Yambilee Festival
The Yambilee Festival is a discontinued festival that was held annually in Opelousas, Louisiana. The Yambilee Festival started on the Wednesday of the last full weekend of October and continued throughout the weekend.[1]
The Yambilee was founded by two friends, native Texan J.W. "Bill" Low and Felix Dezauche, a yam shipper and processor as a way to honor the local sweet potato industry. According to J.W. Low, the Raison d'être of the festival was to “assist and encourage the advancement of the material prosperity and progress of the State of Louisiana, Southwest Louisiana and St. Landry Parish by stimulating local and national interest in Louisiana farm produce, particularly Louisiana Sweet potatoes (yams) and to provide colorful programs of entertainment capable of generating nationwide publicity and advertising for Louisiana yams and other farm produce.”
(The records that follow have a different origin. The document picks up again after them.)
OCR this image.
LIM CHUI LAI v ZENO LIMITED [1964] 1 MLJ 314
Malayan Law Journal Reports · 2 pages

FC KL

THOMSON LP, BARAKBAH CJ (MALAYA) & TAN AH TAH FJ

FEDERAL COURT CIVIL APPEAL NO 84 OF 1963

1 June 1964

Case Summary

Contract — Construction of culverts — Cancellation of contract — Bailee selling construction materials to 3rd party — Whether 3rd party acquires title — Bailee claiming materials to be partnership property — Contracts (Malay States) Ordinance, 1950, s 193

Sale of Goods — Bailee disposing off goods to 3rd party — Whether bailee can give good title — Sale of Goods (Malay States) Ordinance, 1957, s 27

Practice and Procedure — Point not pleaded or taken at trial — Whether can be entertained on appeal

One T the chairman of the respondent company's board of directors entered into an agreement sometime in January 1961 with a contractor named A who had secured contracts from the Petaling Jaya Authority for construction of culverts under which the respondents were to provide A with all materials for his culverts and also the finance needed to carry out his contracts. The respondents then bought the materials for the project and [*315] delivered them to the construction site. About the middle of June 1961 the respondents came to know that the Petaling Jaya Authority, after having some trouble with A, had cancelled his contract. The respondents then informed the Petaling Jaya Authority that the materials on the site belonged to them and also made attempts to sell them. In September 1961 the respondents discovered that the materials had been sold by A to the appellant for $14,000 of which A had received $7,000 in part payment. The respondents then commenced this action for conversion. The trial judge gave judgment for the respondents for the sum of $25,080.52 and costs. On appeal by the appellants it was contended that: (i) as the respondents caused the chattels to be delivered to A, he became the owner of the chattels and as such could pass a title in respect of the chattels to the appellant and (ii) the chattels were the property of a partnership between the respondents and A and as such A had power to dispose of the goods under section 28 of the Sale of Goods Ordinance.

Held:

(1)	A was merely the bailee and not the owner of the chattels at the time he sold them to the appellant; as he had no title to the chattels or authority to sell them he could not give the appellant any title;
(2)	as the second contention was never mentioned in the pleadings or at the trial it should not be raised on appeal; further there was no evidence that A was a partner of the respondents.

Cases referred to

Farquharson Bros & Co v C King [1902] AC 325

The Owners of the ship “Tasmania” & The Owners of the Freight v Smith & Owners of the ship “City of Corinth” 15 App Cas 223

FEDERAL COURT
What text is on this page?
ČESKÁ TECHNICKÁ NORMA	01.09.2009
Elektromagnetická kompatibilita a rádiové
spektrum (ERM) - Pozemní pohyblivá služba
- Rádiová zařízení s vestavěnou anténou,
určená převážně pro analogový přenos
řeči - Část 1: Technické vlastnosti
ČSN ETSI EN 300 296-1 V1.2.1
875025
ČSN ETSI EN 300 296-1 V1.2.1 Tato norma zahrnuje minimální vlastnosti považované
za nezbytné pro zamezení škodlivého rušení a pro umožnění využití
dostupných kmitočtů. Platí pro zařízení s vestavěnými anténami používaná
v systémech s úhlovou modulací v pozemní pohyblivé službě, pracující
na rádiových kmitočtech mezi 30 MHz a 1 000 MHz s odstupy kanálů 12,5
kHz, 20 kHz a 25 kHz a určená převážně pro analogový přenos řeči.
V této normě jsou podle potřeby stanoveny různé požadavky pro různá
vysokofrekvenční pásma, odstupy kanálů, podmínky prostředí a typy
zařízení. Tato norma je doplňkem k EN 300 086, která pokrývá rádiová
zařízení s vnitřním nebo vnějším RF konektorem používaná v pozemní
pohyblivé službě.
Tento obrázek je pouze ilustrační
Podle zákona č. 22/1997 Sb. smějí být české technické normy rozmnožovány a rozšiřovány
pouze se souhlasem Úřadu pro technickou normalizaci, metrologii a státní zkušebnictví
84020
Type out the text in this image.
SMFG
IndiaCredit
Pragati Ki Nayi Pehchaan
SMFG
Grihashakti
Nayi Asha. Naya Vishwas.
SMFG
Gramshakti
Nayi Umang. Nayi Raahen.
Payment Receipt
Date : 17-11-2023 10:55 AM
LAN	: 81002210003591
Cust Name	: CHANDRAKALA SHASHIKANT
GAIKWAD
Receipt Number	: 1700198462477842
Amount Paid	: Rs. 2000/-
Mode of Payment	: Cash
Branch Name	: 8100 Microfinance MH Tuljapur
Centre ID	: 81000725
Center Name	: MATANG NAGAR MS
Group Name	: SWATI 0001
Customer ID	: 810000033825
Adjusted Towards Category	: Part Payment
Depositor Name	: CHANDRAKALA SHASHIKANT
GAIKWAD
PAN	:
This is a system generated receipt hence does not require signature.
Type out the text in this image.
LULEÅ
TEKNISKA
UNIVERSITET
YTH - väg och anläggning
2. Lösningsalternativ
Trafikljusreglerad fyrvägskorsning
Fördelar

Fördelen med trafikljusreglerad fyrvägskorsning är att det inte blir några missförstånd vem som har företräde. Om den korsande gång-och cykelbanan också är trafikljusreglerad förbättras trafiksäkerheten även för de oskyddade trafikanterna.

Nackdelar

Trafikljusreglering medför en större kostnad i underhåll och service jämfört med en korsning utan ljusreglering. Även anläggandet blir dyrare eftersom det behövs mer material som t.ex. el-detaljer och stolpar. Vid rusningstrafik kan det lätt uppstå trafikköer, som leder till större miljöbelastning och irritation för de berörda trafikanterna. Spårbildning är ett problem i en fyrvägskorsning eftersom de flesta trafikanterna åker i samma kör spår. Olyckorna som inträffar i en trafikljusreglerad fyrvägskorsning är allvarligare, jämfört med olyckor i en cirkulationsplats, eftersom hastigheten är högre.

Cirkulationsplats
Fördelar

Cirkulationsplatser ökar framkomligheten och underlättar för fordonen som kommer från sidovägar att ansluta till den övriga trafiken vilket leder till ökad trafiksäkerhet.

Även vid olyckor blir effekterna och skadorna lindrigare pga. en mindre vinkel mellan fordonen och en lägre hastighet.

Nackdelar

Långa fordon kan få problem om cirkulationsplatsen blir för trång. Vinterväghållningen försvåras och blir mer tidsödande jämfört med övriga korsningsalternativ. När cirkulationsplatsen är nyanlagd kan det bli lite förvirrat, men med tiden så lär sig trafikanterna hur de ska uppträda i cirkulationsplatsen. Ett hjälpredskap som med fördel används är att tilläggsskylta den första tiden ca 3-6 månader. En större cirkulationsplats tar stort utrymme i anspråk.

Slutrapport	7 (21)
The first Louisiana Yambilee celebration, held October 9 and l0th of 1946,[2] was organized by the first Board of Directors whose members included: J.W. Low, J.F. Dezauche, Anthony Chachere, Charles Bourque, Lee Mizzi, J.P. Barnett, Arnold Winsberg, J.M. Landry, A.B. Reed, Allen Dezauche, John Thistlewaite, Alex Watkins and Seth Lewis not to mention Opelousas Chamber of Commerce, city, parish and state officials, local organizations and countless volunteers.
The first Louisiana Yambilee festival queen was Jean Horecky of Church Point. There were 2 Co-Mr. Yams, Jack Herbert and Alfred Lagrange, both from Opelousas. The festival would crown its first king, R.J. Castille of Sunset, during the second festival.
In 2012, the Yambilee Festival was discontinued due to both lack of funding and extreme lack of public support, but pageants are still held annually to crown a new king and queen in different age groups.